Nè il Tribunale si è sottratto al c.d. “dovere di collaborazione istruttoria”, sancito dal D.Lgs. n. 25 del 2008, art. 8, comma 3, secondo cui ciascuna domanda deve essere esaminata alla luce di informazioni precise e aggiornate circa la situazione generale esistente nel Paese di origine dei richiedenti asilo e, ove occorra, dei Paesi in cui questi sono transitati, richiamato dall’art. 35 bis, comma 9, dello stesso decreto, secondo il quale per la decisione il giudice si avvale anche delle predette informazioni aggiornate sulla situazione socio-politico-economica del Paese di provenienza.

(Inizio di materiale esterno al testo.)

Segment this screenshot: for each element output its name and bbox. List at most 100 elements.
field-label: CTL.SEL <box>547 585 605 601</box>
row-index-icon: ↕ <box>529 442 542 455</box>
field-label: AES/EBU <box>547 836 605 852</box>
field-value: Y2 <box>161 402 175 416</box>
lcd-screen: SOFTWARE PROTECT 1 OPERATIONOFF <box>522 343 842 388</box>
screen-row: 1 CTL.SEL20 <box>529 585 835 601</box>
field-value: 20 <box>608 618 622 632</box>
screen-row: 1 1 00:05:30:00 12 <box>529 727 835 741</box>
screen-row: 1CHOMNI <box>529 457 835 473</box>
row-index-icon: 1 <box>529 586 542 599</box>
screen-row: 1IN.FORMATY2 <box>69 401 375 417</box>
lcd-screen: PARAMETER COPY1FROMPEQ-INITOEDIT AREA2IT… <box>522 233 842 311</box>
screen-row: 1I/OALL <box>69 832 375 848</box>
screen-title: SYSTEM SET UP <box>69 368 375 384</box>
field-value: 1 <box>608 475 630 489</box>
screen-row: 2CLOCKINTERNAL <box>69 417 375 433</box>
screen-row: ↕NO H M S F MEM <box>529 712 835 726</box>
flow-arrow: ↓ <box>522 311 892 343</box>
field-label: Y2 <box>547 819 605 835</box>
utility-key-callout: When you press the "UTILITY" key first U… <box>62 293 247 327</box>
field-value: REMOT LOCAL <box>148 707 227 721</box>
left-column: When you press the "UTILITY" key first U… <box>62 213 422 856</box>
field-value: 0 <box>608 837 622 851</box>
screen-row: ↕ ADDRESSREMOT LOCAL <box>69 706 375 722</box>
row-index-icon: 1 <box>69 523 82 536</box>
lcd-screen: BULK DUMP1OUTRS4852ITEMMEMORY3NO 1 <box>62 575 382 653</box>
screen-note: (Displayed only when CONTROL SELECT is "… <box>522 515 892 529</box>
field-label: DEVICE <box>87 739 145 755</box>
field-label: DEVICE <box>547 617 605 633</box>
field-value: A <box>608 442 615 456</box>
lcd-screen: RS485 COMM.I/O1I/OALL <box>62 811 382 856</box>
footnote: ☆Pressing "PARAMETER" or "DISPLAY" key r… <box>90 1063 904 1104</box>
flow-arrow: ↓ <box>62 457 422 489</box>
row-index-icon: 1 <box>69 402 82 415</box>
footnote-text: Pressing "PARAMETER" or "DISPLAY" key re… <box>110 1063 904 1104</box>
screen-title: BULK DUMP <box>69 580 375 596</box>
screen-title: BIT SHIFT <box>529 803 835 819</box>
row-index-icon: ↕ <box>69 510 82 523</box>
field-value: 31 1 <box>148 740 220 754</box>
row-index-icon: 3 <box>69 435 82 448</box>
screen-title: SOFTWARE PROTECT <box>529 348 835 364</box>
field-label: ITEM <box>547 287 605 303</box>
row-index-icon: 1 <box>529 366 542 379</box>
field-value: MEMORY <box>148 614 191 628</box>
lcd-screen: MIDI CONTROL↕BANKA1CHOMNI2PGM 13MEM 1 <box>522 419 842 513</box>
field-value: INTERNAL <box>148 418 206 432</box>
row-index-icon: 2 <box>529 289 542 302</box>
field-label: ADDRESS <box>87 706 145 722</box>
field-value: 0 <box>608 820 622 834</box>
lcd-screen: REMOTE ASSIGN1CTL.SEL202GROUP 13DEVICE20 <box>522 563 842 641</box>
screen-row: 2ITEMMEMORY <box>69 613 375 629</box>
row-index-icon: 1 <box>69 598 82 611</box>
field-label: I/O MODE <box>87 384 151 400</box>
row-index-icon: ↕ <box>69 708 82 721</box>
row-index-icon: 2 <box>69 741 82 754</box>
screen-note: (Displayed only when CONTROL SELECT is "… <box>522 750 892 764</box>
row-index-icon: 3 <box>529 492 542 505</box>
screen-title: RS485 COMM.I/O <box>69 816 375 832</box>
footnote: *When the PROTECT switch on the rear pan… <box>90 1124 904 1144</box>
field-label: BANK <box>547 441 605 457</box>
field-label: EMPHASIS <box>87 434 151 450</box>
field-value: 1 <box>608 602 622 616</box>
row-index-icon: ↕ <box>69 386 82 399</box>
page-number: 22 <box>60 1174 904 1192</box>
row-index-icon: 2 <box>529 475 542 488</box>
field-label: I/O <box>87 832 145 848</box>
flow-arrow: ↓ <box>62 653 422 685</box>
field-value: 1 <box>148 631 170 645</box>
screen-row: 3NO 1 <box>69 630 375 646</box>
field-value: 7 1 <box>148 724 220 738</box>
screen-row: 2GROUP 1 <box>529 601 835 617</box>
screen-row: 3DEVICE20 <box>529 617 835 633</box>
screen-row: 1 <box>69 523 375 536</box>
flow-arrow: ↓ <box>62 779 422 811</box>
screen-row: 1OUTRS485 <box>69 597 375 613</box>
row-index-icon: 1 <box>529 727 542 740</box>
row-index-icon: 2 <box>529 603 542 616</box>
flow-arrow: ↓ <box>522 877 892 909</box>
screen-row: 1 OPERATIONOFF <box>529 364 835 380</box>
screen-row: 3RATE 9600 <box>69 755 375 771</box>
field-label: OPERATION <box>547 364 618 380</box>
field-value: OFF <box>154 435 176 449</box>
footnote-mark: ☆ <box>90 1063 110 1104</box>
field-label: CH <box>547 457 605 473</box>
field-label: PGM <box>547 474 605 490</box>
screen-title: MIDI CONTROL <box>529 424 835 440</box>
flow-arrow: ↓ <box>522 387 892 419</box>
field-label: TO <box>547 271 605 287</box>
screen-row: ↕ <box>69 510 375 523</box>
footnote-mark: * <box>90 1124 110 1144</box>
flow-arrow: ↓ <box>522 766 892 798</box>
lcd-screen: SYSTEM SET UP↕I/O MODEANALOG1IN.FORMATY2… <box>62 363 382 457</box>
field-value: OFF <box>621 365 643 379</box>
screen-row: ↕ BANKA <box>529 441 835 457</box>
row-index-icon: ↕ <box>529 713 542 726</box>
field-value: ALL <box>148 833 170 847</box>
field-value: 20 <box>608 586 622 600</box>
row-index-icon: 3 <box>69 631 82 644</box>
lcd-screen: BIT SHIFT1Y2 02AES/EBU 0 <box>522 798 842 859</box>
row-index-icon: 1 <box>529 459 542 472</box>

Il provvedimento impugnato indica infatti quale fonte informativa un rapporto di Amnesty International del 2018.

2. Il ricorso deve quindi essere dichiarato inammissibile.

Nulla sulle spese in difetto di costituzione dell’Amministrazione.

Poichè risulta soccombente una parte ammessa alla prenotazione a debito del contributo unificato per essere stata ammessa al Patrocinio a spese dello Stato non sussistono, allo stato, i presupposti processuali per il versamento, da parte del ricorrente, dell’ulteriore importo a titolo di contributo unificato pari a quello dovuto per il ricorso, a norma del D.P.R. n. 115 del 2002, art. 13, comma 1 quater, inserito dalla L. n. 228 del 2012, art. 1, comma 17, sempre che l’ammissione del ricorrente al patrocinio a spese dello Stato non risulti revocata dal giudice competente.

P.Q.M.

La Corte:

dichiara inammissibile il ricorso.

Ai sensi del D.P.R. n. 115 del 2002, art. 13, comma 1 quater, inserito dalla L. n. 228 del 2012, art. 1, comma 17, dà atto che non sussistono, allo stato, i presupposti processuali per il versamento, da parte del ricorrente, dell’ulteriore importo a titolo di contributo unificato pari a quello dovuto per il ricorso, a norma dello stesso art. 13, comma 1-bis, sempre che l’ammissione del ricorrente al patrocinio a spese dello Stato non risulti revocata dal giudice competente.

Così deciso in Roma, nella Camera di consiglio della Sezione Prima Civile, il 31 ottobre 2019.